Academic publishers along with some trade publishers and the scholarly reading community place a host of additional responsibilities on the editor in the service of advancing scholarship. According to Craig Abbott and William Proctor Williams, critical editors make choices based on a number of critical editing methods, including the “eclectic method”, the “best-text editing”, “stemmatic or genealogical” methods, and “historical-critical” editing (loc. 1622, 1626, 1725 of 4607). Abbott and Williams point out that the critical editor may also make editing decisions based on different perspectives regarding text, textuality, and technology, such as Shillingsburg’s “formal orientations” and McGann’s “socialized concept of authorship and textual authority” (loc. 1746, 1861 of 4607). Abbott and Williams nevertheless argue for a basic set of choices all critical editors make as they attempt “(1) to discover the relevant documentary texts of the work, (2) to identify variant readings among the texts and the sources of that variation, (3) to construct a text consisting of readings to be authoritative according to the standard the editor has adopted, and (4) to detect erroneous readings and correct them by conjectural emendation based on the adopted standard” (loc. 1746-1772 of 4607). The end result of making all these choices is a critical edition. For documentary editors, whose role is based on considering the edited work as a historical object, choices revolve around the preservation of all of the variations of a work and may result in a variorum edition.

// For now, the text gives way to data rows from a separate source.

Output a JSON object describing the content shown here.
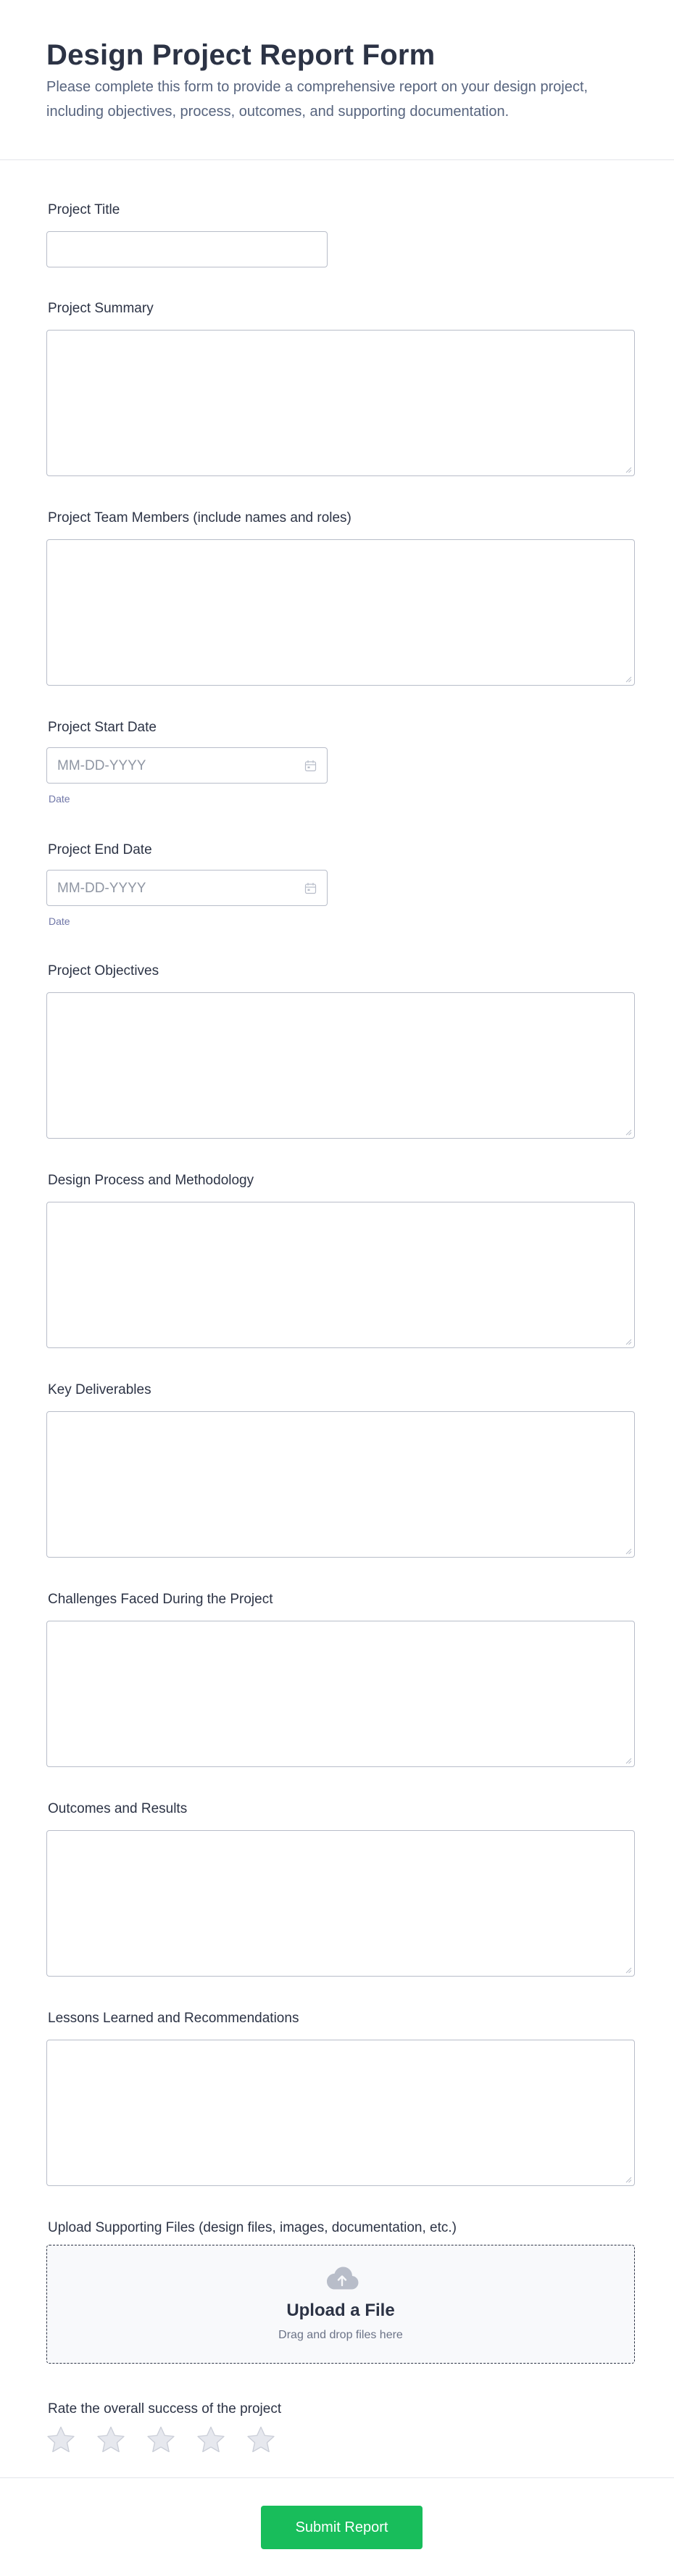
{
  "form": {
    "title": "Design Project Report Form",
    "description": "Please complete this form to provide a comprehensive report on your design project, including objectives, process, outcomes, and supporting documentation."
  },
  "fields": {
    "project_title": {
      "label": "Project Title",
      "value": ""
    },
    "project_summary": {
      "label": "Project Summary",
      "value": ""
    },
    "team_members": {
      "label": "Project Team Members (include names and roles)",
      "value": ""
    },
    "start_date": {
      "label": "Project Start Date",
      "placeholder": "MM-DD-YYYY",
      "sublabel": "Date"
    },
    "end_date": {
      "label": "Project End Date",
      "placeholder": "MM-DD-YYYY",
      "sublabel": "Date"
    },
    "objectives": {
      "label": "Project Objectives",
      "value": ""
    },
    "process": {
      "label": "Design Process and Methodology",
      "value": ""
    },
    "deliverables": {
      "label": "Key Deliverables",
      "value": ""
    },
    "challenges": {
      "label": "Challenges Faced During the Project",
      "value": ""
    },
    "outcomes": {
      "label": "Outcomes and Results",
      "value": ""
    },
    "lessons": {
      "label": "Lessons Learned and Recommendations",
      "value": ""
    },
    "upload": {
      "label": "Upload Supporting Files (design files, images, documentation, etc.)",
      "title": "Upload a File",
      "hint": "Drag and drop files here",
      "icon": "cloud-upload-icon"
    },
    "rating": {
      "label": "Rate the overall success of the project",
      "max": 5,
      "value": 0,
      "icon": "star-icon"
    }
  },
  "submit": {
    "label": "Submit Report",
    "color": "#18bd5b"
  },
  "colors": {
    "text": "#2c3345",
    "border": "#b8bdc9",
    "muted": "#57647e"
  }
}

The power of online publishing has brought with it a plethora of new choices for editors and, as Kenneth Price argues in A Companion to Digital Literary Studies, “the range of responsibilities for an editorial team has dramatically increased” (2008). Beyond decisions related to the ability to offer virtually all available textual versions and variations, which turn traditional editions into online archives, digital libraries, and electronic scholarly editions, critical and documentary editors confront choices related to data and metadata management as well as user experience design that incorporates choices related to interactions, visuals, and usability. The editor’s audience expands from well defined publishing markets to amorphous transnational readerships. As an example of one of the most consequential data-driven digital libraries for the field of classical studies, Tufts University’s Perseus Digital Library, edited by Gregory Crane, offers fully open sourced concordances and translations of the history, literature, and culture of the Greco-Roman world (2020). For the 21st century editor in the age of the Internet, Tim Berners-Lee’s World Wide Web appears not so much wide as it does wild. The more choices the editor entertains the more the potential develops for greater understanding as well as greater misunderstanding.

Works Cited

Hadot, Pierre. 1995. Philosophy as a Way of Life: Spiritual Exercises from Socrates to Foucault. Oxford: Blackwell Publishing Ltd.

Price, Kenneth M. 2008. “Electronic Scholarly Editions.” In A Companion to Digital Literary Studies, edited by Susan Schreibman and Ray Siemens, Part IV, 24. Oxford: Blackwell. http://www.digitalhumanities.org/companionDLS/

Tufts University. 2020. Perseus Digital Library, edited by Gregory R. Crane. Accessed March 10, 2020. http://www.perseus.tufts.edu.

Williams, William Proctor, and Craig S. Abbott. 2011. An Introduction to Bibliographical and Textual Studies. New York: Modern Language Association of America. Kindle.